Monday, April 15, 2013
Jake Peavy acts as stopper for White Sox
He was injured at the time the San Diego Padres traded him to Chicago. He wasn't able to pitch, and therefore he wasn't earning the hefty contract that followed him to the White Sox.
So, the fans got pissed at him. He made 17 mostly mediocre starts in 2010 before suffering a detached lat. He underwent a surgery no pitcher had undergone before. He returned to make another 19 mostly mediocre starts in 2011, finishing 7-7 with a 4.92 ERA.
Where was the Peavy that won the Cy Young Award as a member of the Padres in 2007? Well, that was a career year for Peavy, one he will probably never duplicate. However, that doesn't mean the guy can't pitch anymore.
In 2011, expectations for Peavy were simply too high. He was coming off a never-been-tried before surgery, and it's always been my belief that pitchers never regain their form the year after they've gone under the knife. It's usually the second year back when a pitcher finds his stuff.
That was the case for Peavy in 2012. His record was only 11-12 because he got lousy run support, but his peripheral numbers were right where you would want them to be: a 3.37 ERA, a staff-high 219 innings pitched, a 1.096 WHIP, 8.0 strikeouts per nine innings pitched.
You look at the numbers and you'll see that Peavy was right in line with his career norms in 2012. He had an excellent season. He earned his money. The Sox rewarded him with a two-year contract and rightfully so.
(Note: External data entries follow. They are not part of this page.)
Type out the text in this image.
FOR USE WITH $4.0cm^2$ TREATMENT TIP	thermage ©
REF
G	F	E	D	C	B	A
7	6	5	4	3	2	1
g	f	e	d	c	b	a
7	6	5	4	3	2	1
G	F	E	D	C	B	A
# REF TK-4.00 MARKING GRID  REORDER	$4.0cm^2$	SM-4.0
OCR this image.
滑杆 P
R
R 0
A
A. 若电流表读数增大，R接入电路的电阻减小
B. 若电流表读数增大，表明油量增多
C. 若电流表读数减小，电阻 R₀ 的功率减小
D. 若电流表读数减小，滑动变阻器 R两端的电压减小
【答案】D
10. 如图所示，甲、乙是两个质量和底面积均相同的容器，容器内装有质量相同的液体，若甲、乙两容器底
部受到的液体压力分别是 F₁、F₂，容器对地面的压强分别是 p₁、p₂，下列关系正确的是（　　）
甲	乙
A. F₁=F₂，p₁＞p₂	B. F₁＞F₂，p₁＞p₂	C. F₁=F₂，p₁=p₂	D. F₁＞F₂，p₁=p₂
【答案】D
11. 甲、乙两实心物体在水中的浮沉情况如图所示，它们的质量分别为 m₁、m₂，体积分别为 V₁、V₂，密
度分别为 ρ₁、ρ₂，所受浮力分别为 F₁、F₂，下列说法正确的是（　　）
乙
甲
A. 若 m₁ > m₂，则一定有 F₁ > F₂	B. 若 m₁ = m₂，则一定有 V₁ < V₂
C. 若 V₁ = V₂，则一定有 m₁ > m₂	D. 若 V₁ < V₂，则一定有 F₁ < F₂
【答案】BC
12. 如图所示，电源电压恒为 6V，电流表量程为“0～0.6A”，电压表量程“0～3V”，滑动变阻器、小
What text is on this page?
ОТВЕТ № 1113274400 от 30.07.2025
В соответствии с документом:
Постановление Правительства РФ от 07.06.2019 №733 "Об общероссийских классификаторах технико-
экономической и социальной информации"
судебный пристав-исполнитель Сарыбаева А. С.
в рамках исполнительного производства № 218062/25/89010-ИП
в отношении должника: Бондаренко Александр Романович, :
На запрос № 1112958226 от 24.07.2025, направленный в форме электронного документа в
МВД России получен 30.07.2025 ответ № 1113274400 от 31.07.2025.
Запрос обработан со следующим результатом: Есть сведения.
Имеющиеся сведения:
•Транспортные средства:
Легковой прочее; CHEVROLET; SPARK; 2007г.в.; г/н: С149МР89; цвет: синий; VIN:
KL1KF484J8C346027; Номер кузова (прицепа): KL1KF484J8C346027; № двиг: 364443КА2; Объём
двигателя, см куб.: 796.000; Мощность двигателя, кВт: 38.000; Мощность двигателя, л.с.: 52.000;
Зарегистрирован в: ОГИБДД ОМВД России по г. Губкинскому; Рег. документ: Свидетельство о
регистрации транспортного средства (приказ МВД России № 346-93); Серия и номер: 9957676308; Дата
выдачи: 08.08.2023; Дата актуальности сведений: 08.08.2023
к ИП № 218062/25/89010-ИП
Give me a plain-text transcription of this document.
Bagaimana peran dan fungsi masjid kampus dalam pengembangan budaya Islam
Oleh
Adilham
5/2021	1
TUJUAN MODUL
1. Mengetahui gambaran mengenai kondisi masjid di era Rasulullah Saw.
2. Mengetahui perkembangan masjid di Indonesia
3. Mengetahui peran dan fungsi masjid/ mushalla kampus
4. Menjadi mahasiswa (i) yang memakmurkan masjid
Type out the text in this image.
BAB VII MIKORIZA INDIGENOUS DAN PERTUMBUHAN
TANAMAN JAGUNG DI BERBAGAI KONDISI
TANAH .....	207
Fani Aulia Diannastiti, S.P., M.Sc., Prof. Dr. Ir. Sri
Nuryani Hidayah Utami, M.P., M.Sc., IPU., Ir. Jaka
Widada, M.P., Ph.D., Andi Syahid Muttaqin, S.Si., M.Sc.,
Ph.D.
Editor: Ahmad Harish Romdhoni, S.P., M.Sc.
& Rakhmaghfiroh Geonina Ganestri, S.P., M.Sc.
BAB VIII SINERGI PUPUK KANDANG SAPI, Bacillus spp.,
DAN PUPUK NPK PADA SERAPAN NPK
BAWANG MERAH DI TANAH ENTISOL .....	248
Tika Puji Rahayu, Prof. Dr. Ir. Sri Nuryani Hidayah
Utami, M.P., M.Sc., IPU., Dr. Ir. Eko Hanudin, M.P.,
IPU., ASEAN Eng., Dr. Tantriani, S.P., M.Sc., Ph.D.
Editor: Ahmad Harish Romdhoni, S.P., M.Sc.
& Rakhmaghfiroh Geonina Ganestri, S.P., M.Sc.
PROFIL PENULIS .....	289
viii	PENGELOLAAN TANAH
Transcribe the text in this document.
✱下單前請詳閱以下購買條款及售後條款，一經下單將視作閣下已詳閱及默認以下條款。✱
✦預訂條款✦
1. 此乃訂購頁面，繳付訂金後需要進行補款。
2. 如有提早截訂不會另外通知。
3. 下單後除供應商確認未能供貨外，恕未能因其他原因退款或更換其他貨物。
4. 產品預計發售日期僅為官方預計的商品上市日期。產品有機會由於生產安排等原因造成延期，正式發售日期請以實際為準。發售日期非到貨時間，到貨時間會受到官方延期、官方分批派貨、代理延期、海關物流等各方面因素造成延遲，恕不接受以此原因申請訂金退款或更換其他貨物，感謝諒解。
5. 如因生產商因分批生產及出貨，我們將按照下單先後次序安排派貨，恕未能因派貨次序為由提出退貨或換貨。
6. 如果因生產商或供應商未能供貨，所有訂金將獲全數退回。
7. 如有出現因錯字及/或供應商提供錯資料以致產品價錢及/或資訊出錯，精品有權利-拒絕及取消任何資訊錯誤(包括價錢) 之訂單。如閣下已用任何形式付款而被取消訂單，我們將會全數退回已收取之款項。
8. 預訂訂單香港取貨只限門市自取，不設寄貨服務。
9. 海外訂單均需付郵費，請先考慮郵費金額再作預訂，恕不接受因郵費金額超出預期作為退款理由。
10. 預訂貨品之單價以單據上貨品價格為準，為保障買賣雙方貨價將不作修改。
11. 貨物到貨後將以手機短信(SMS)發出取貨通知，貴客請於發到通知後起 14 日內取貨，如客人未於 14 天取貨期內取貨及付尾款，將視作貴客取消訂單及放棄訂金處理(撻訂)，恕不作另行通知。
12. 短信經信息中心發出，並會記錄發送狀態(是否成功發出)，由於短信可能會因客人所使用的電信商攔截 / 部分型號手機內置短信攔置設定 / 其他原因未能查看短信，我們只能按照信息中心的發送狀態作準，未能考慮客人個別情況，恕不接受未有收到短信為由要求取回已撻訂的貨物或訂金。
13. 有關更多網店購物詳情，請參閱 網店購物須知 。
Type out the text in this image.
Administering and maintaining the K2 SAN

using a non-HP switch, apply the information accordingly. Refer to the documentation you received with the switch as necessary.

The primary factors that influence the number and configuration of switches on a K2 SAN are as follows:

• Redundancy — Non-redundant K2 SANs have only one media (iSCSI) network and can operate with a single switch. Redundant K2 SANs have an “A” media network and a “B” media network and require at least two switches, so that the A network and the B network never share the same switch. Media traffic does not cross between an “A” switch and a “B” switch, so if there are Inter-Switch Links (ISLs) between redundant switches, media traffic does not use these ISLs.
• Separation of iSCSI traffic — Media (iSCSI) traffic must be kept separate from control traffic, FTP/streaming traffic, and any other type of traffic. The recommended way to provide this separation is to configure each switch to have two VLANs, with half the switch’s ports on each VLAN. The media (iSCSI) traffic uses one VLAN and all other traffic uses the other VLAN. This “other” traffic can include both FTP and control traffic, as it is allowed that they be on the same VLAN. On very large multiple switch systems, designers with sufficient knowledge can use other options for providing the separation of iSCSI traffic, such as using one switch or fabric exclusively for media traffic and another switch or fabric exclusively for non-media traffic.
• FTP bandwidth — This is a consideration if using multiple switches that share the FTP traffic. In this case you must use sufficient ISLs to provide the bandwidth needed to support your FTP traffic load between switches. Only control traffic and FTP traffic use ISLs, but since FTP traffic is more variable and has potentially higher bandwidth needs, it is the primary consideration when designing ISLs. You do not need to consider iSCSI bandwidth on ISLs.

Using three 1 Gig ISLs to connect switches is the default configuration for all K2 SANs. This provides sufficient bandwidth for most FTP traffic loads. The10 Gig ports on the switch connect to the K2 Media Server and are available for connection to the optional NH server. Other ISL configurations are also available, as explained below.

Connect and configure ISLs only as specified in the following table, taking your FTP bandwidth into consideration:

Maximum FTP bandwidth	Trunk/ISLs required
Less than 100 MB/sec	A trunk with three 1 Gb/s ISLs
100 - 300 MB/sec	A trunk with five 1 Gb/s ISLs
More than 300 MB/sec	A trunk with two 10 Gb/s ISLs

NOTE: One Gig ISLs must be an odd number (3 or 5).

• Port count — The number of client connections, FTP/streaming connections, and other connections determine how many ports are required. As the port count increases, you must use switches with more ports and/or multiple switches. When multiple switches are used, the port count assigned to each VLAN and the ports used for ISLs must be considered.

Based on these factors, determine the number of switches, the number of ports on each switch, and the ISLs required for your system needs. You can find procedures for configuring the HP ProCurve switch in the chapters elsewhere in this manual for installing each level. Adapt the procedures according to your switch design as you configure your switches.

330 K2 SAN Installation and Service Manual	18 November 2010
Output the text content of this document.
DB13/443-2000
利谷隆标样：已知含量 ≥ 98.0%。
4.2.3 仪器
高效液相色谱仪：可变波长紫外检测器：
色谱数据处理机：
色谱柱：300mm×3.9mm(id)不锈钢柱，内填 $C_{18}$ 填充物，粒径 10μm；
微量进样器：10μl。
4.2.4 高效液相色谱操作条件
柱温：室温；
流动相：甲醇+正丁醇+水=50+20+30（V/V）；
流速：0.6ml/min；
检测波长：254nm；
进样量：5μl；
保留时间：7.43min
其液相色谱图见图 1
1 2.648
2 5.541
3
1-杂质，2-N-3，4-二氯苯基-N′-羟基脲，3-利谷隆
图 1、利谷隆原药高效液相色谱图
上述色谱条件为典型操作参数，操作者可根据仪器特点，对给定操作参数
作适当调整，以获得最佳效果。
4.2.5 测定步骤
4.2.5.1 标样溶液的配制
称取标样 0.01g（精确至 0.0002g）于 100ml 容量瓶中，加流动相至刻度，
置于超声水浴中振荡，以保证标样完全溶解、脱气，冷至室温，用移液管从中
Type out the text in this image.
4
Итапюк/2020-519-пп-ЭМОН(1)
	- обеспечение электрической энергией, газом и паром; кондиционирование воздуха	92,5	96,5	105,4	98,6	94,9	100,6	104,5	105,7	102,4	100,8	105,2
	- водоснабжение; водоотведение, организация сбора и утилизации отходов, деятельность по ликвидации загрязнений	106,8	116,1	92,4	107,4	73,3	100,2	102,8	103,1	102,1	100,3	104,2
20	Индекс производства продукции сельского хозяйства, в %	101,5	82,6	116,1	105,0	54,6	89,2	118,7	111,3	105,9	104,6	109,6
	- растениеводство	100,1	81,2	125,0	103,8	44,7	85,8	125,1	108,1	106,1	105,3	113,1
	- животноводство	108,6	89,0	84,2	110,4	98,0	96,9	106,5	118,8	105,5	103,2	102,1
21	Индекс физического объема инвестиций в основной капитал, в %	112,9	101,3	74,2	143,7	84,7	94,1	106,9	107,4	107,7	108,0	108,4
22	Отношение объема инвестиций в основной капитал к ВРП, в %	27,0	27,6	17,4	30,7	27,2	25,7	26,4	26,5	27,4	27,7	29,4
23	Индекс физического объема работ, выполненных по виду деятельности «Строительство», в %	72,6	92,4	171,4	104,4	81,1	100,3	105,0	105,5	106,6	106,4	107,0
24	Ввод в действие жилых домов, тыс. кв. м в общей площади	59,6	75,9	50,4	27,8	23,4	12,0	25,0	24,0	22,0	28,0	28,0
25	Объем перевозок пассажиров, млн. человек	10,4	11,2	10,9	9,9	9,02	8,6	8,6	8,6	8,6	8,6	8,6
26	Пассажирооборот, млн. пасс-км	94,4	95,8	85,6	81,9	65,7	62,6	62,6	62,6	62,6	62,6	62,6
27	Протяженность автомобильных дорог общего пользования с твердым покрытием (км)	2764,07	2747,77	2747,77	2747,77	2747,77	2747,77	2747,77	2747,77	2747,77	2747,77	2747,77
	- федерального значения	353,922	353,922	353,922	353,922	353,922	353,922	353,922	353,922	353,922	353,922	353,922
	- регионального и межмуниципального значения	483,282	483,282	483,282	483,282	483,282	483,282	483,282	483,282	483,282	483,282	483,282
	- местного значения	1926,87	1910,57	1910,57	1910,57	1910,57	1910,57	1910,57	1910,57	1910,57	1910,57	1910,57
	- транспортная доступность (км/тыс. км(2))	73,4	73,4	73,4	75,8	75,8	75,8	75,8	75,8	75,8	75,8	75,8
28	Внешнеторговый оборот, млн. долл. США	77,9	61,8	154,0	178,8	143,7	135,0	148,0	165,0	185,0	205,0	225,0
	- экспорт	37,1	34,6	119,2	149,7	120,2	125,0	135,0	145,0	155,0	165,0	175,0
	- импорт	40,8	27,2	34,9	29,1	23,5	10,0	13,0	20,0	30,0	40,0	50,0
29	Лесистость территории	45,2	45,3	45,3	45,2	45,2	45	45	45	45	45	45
Yet you still heard Sox fans saying, "Peavy needs to shut up and pitch." Yes, Peavy talks a big game in the media. So what? He's a confident guy. He can say what he wants, and contrary to popular belief, throughout last season he was backing up his talk. His production met expectations and maybe even exceeded them.
Peavy is off to a decent start again here in 2013. He has won two of his first three starts, including Sunday's 3-1 victory in Cleveland. He gave up a home run to Michael Bourn on his first pitch of the game, but after that, the Indians had little chance to score. Peavy found his command in the second inning and never lost it. He struck out 11 men over seven innings and was the key factor in the Sox ending a five-game losing streak.
Among the Sox starters, Peavy is the guy I'm most confident in at this point in time. I feel there's a lot of predictability in what he's going to give the Sox. Hopefully I'm not jinxing him by saying that. The injury bug is always a threat, but it's a threat for every pitcher in professional baseball.
I don't know that Sox fans will ever embrace Peavy because he got off to such a rocky start his first couple years in Chicago. But over the last year plus three starts, he's been as reliable as any player on the South Side roster. I give him full credit for that.